Measuring exhaled nitric oxide can guide the treatment of asthma ▸

The decision to titrate the dose of inhaled corticosteroids (ICS) in patients with asthma is usually based on asthma symptoms and pulmonary function tests (PFTs), but these tests are difficult to do and of uncertain accuracy. Investigators in New Zealand randomly assigned 97 patients (age range, 12 to 73 years) with persistent asthma to dose adjustment of fluticasone based on either conventional guidelines (disease symptoms and PFTs) or measurement of exhaled nitric oxide. Exhaled nitric oxide reflects bronchial-wall inflammation, airway hyper-responsiveness, and induced-sputum eosinophilia.

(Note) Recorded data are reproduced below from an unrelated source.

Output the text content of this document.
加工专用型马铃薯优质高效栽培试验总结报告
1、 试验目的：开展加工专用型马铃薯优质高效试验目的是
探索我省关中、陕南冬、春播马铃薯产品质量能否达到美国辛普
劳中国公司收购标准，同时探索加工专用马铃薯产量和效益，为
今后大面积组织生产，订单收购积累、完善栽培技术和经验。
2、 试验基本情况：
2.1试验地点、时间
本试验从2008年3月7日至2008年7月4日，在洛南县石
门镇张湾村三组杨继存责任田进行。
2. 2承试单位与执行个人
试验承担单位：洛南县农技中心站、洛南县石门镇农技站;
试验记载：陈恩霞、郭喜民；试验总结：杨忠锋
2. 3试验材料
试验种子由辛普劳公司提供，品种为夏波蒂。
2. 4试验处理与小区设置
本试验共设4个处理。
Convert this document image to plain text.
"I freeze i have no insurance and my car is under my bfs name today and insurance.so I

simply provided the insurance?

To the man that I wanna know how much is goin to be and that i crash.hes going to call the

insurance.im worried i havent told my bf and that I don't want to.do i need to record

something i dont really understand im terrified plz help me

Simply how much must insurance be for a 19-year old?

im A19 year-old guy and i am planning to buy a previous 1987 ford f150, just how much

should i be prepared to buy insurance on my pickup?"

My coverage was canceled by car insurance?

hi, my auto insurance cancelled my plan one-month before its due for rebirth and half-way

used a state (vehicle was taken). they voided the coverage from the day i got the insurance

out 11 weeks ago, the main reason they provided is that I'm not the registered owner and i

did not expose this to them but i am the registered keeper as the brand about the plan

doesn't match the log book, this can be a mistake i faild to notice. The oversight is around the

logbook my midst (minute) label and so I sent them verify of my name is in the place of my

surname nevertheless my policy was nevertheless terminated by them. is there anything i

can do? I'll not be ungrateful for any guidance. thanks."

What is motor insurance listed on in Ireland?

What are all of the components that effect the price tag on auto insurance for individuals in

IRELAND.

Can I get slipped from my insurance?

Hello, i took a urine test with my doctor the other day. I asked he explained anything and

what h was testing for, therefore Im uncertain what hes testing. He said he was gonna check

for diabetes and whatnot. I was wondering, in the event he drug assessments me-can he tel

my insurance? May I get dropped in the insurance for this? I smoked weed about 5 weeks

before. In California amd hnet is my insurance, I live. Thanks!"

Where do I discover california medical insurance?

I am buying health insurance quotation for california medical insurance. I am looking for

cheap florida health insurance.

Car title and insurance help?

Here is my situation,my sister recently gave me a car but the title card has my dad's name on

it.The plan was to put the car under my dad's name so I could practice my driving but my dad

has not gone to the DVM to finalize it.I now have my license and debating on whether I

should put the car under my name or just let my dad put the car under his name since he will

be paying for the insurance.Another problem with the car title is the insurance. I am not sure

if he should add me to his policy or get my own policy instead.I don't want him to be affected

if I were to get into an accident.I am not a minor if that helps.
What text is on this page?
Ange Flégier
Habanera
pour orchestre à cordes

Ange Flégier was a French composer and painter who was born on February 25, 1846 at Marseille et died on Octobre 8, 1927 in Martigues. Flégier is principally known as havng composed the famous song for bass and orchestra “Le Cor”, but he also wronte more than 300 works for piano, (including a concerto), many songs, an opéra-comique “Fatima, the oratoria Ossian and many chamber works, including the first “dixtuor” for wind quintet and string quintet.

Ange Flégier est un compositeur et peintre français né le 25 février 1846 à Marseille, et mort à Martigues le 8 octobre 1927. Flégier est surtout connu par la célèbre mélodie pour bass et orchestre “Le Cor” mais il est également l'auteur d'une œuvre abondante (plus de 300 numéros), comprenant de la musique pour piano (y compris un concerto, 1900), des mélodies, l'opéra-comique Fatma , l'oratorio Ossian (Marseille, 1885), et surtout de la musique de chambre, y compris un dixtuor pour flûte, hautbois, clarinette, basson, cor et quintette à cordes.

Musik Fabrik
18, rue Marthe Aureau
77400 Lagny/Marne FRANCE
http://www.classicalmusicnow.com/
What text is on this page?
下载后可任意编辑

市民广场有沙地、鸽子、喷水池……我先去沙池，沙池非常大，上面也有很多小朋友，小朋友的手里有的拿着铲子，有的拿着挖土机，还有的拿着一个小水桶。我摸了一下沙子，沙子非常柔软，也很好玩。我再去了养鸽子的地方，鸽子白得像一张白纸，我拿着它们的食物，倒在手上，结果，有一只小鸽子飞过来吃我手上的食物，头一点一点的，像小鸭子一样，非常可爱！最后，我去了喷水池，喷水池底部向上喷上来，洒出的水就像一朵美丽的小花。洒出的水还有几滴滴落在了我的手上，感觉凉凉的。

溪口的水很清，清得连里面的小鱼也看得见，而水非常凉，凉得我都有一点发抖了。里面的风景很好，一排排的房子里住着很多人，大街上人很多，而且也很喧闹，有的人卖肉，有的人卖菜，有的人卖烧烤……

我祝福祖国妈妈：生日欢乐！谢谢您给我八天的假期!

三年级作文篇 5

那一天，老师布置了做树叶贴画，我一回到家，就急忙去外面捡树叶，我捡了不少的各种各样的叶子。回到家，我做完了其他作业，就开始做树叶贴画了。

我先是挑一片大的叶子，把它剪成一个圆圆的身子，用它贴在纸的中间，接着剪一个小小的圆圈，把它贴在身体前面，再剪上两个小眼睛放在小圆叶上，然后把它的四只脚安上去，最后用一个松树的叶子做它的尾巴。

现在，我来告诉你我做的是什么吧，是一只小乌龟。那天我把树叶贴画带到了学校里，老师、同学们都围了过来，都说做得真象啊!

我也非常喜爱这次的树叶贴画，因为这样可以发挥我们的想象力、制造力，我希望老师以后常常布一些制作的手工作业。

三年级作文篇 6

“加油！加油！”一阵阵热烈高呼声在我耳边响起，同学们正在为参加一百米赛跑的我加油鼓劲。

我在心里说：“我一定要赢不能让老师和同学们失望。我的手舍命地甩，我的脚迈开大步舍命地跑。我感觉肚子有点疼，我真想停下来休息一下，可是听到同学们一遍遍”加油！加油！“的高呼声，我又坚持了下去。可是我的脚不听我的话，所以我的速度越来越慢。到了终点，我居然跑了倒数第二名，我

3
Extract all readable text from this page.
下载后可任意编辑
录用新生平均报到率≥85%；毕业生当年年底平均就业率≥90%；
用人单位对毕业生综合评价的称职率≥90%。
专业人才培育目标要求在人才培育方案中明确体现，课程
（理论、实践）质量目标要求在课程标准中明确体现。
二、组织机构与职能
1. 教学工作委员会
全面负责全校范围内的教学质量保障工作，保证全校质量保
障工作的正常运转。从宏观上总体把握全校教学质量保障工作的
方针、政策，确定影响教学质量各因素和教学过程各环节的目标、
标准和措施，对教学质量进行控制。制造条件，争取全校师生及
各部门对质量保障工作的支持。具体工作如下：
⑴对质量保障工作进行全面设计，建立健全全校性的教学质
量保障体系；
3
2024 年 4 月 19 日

After a 3- to 12-month run-in phase to establish optimal ICS dose, patients were followed for 12 months, with visits every 2 months for adjustment of the fluticasone dose. Compared with controls, those in the nitric oxide group were receiving a significantly lower dose of ICS at the end of the study (370 μg/day vs. 641 μg/day) without compromising asthma control. There were no significant differences between the groups in nighttime waking, pulmonary function, levels of airway inflammation, or use of bronchodilators or prednisone. Although there was a 46% difference in asthma exacerbations favoring the nitric oxide group, this difference did not reach statistical significance (0.49 vs. 0.90 episodes per patient per year).

Comment ▸

Although an inexact science, titration of inhaled corticosteroids is a key component of asthma management. Exhaled nitric oxide measurements offer promise because they are accurate and easy to perform. This approach may reduce exposure to ICS and is likely the way children with asthma will be monitored in the future. Its adoption will likely be dependent upon reimbursement eligibility and more research on its use in young children.

Howard Bauchner, MD

Published in Journal Watch Pediatrics and Adolescent Medicine July 8, 2005

BNP can distinguish heart from lung disease in infants ▸

Brain natriuretic peptide (BNP) level is a good predictor of congestive heart failure (CHF) in adults, but it is unclear whether BNP level distinguishes between heart failure and respiratory disease in infants. Israeli investigators prospectively measured plasma levels of N-BNP (amino terminal fragment of BNP) in 35 infants (mean age, about 10 months) who presented with either CHF (based on clinical symptoms and echocardiography) or respiratory disease (bronchiolitis or pneumonia).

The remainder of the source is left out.